Principi, Lucrezia, et al. “Proteomic Fingerprint of Lung Fibrosis Progression and Response to Therapy in Bleomycin-Induced Mouse Model.” International Journal of Molecular Sciences 24.5 (2023): 4410.


Idiopathic pulmonary fibrosis (IPF) is a chronic lung disease characterized by the aberrant accumulation of extracellular matrix in the lungs. nintedanib is one of the two FDA-approved drugs for IPF treatment; however, the exact pathophysiological mechanisms of fibrosis progression and response to therapy are still poorly understood. In this work, the molecular fingerprint of fibrosis progression and response to nintedanib treatment have been investigated by mass spectrometry-based bottom-up proteomics in paraffin-embedded lung tissues from bleomycin-induced (BLM) pulmonary fibrosis mice. Our proteomics results unveiled that (i) samples clustered depending on the tissue fibrotic grade (mild, moderate, and severe) and not on the time course after BLM treatment; (ii) the dysregulation of different pathways involved in fibrosis progression such as the complement coagulation cascades, advanced glycation end products (AGEs) and their receptors (RAGEs) signaling, the extracellular matrix-receptor interaction, the regulation of actin cytoskeleton, and ribosomes; (iii) Coronin 1A (Coro1a) as the protein with the highest correlation when evaluating the progression of fibrosis, with an increased expression from mild to severe fibrosis; and (iv) a total of 10 differentially expressed proteins (padj-value ≤ 0.05 and Fold change ≤−1.5 or ≥1.5), whose abundance varied in the base of the severity of fibrosis (mild and moderate), were modulated by the antifibrotic treatment with nintedanib, reverting their trend.

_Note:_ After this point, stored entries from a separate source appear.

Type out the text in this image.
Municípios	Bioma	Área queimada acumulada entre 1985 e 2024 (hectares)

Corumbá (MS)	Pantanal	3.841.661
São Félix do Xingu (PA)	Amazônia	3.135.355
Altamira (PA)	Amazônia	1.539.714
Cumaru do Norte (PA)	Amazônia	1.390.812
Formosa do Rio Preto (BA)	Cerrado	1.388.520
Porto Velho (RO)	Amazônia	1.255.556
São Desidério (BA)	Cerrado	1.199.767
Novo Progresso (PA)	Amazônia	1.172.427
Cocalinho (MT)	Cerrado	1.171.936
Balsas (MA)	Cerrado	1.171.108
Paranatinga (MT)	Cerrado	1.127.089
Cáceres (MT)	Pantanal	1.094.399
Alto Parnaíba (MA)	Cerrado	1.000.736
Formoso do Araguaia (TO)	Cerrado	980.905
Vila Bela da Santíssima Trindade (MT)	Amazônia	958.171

Notably, nintedanib significantly restored lactate dehydrogenase B (Ldhb) expression but not lactate dehydrogenase A (Ldha). Notwithstanding the need for further investigations to validate the roles of both Coro1a and Ldhb, our findings provide an extensive proteomic characterization with a strong relationship with histomorphometric measurements. These results unveil some biological processes in pulmonary fibrosis and drug-mediated fibrosis therapy.